A Escola Marechal Rondon, uma das mais antigas de Vilhena, recebeu o nome em homenagem ao sertanejo Marechal Candido Mariano da Silva Rondon, desbravador dessa região. A comitiva do Marechal Rondon foi a responsável pela implantação da rede telegráfica que facilitou a comunicação do território do Guaporé (antigo nome de Rondônia) com o resto do país.
A escola foi construída num terreno onde anteriormente havia funcionado uma serraria, numa parte nova da cidade. Sua construção foi concluída no ano de 1980, mas suas atividades somente tiveram inicio em 1981, no dia 30 de março.
O primeiro diretor do estabelecimento de ensino foi o professor Carlos Alberto Rodrigues Moreira e naquele ano a escola atendeu 2.221 alunos, matriculados na pré-escola, no primário, no ginásio (atual ensino fundamental) e no 2º Grau (atual ensino médio), sendo que no 2º Grau eram oferecidos os cursos de Colegial, Magistério e Técnico em Contabilidade.
Nos anos seguintes, com a construção de novas escolas, o “Marechal” (como os alunos o chamam) teve dois de seus cursos do 2º Grau transferidos, ficando somente com o Técnico em Contabilidade.
Em 1985 foi implantado o Ensino Especial que atendia crianças com deficiências visuais e de audição. Naquele tempo essas crianças eram atendidas em sala separada dos demais alunos. Diferentemente de hoje, que o ensino prioriza a integração e interação dos estudantes com necessidades especiais com os demais. A escola é pioneira no atendimento a alunos com necessidades especiais.
Hoje, segundo a diretora, Débora Cristine Lindner de Lima, o Marechal não atende mais alunos do pré-primário, e trabalha com jovens que cursam o Ensino Fundamental (do 6º ao 9º ano), o ensino Médio e o EJA (Educação de Jovens e Adultos). O Marechal tem hoje 1.043 alunos matriculados.
A escola ainda tem uma funcionária do tempo da inauguração. Lourdes Ferreira Veiga Schneider, de 50 anos, tem 30 de trabalhos prestados na escola. “Eu deveria ter me aposentado em 2005, mas como ainda não tinha idade, continuei trabalhando,” relatou.

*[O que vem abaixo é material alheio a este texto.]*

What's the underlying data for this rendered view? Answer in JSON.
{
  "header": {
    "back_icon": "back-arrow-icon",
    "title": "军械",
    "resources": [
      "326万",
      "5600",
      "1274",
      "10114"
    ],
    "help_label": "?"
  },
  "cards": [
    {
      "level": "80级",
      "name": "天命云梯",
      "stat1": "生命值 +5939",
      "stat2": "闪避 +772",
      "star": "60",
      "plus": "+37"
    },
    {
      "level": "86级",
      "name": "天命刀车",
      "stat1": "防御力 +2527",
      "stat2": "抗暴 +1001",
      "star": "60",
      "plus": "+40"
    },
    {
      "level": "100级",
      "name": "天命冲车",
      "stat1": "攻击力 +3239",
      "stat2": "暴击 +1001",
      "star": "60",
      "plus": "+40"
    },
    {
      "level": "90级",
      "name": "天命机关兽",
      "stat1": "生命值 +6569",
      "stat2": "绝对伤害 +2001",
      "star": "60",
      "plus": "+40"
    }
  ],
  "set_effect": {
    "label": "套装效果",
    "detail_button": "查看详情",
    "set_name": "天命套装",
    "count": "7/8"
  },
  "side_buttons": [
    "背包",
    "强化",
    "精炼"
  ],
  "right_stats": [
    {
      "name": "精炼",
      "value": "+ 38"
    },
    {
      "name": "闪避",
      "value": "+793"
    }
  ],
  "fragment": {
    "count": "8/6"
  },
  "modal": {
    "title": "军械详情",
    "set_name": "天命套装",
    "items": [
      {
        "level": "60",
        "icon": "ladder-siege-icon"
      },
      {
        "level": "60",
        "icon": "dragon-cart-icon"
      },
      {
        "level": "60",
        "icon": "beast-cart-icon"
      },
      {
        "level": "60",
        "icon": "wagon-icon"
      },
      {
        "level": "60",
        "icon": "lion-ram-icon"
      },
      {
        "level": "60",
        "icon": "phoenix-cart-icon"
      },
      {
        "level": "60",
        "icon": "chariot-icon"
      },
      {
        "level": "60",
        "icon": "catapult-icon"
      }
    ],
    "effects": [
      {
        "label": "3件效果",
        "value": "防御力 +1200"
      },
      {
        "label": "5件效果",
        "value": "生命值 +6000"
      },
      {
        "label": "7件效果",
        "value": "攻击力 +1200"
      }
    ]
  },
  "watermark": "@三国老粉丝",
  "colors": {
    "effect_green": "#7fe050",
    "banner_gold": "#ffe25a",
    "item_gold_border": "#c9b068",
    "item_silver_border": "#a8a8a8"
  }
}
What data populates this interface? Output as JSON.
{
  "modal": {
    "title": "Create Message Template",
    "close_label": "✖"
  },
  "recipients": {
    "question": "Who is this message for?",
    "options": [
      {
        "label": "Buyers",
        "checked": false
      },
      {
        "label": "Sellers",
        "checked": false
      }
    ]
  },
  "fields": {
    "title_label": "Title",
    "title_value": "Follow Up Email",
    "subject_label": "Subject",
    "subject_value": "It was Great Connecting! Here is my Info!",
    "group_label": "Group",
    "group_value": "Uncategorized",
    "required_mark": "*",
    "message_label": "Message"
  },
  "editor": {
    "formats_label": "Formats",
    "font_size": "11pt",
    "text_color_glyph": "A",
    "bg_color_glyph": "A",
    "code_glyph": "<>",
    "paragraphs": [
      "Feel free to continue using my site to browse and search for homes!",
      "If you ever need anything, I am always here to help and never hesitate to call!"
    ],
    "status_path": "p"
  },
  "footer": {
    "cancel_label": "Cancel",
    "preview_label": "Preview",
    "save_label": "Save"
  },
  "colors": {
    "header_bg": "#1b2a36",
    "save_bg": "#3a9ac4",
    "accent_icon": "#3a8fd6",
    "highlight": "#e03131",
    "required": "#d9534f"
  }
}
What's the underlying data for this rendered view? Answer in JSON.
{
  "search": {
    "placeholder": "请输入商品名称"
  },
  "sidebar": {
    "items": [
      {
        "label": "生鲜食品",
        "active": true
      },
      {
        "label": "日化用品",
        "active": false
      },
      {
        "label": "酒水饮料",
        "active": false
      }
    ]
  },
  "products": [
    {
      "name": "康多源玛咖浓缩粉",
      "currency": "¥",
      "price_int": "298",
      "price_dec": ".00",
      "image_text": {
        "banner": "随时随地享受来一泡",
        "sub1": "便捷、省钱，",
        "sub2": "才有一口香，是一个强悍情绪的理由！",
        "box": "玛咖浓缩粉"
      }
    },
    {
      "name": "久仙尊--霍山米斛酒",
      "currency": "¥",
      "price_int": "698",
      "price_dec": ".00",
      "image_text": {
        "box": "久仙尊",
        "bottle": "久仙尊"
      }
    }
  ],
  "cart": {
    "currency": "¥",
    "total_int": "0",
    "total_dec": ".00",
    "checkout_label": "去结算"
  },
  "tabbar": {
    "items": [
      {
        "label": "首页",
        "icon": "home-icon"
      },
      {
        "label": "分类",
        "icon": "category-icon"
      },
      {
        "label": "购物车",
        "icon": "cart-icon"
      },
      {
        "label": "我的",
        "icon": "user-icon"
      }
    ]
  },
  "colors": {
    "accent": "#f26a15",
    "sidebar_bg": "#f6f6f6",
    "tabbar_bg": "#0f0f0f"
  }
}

A mais antiga funcionaria do Marechal já deu entrada na papelada do pedido de aposentadoria. Mas, a hoje orientadora ainda se lembra do início, quando tinha de dar conta de duas turmas com cerca de 40 alunos cada. “Era muito difícil, achei que não daria conta”, lembra.
Lourdes exerceu diversas funções dentro da escola: foi professora, orientadora, assistente de direção, supervisora e novamente orientadora, cargo no qual vai se aposentar.
A direção da escola adiou a comemoração pelos trinta anos do Marechal para o segundo semestre. “Se fizéssemos agora, seria somente uma festa. E nossas pretensões são maiores. Faremos, juntamente com os alunos, um documentário e um trabalho de história oral”, disse a Diretora.
O vice-diretor, Flavio Antônio da Graça, complementou dizendo que “com base nos dados recolhidos, será elaborado um registro sobre a história da escola”, e concluiu afirmando que a o objetivo do projeto, além de resgatar a história do Marechal, é gerar conhecimento para as gerações futuras.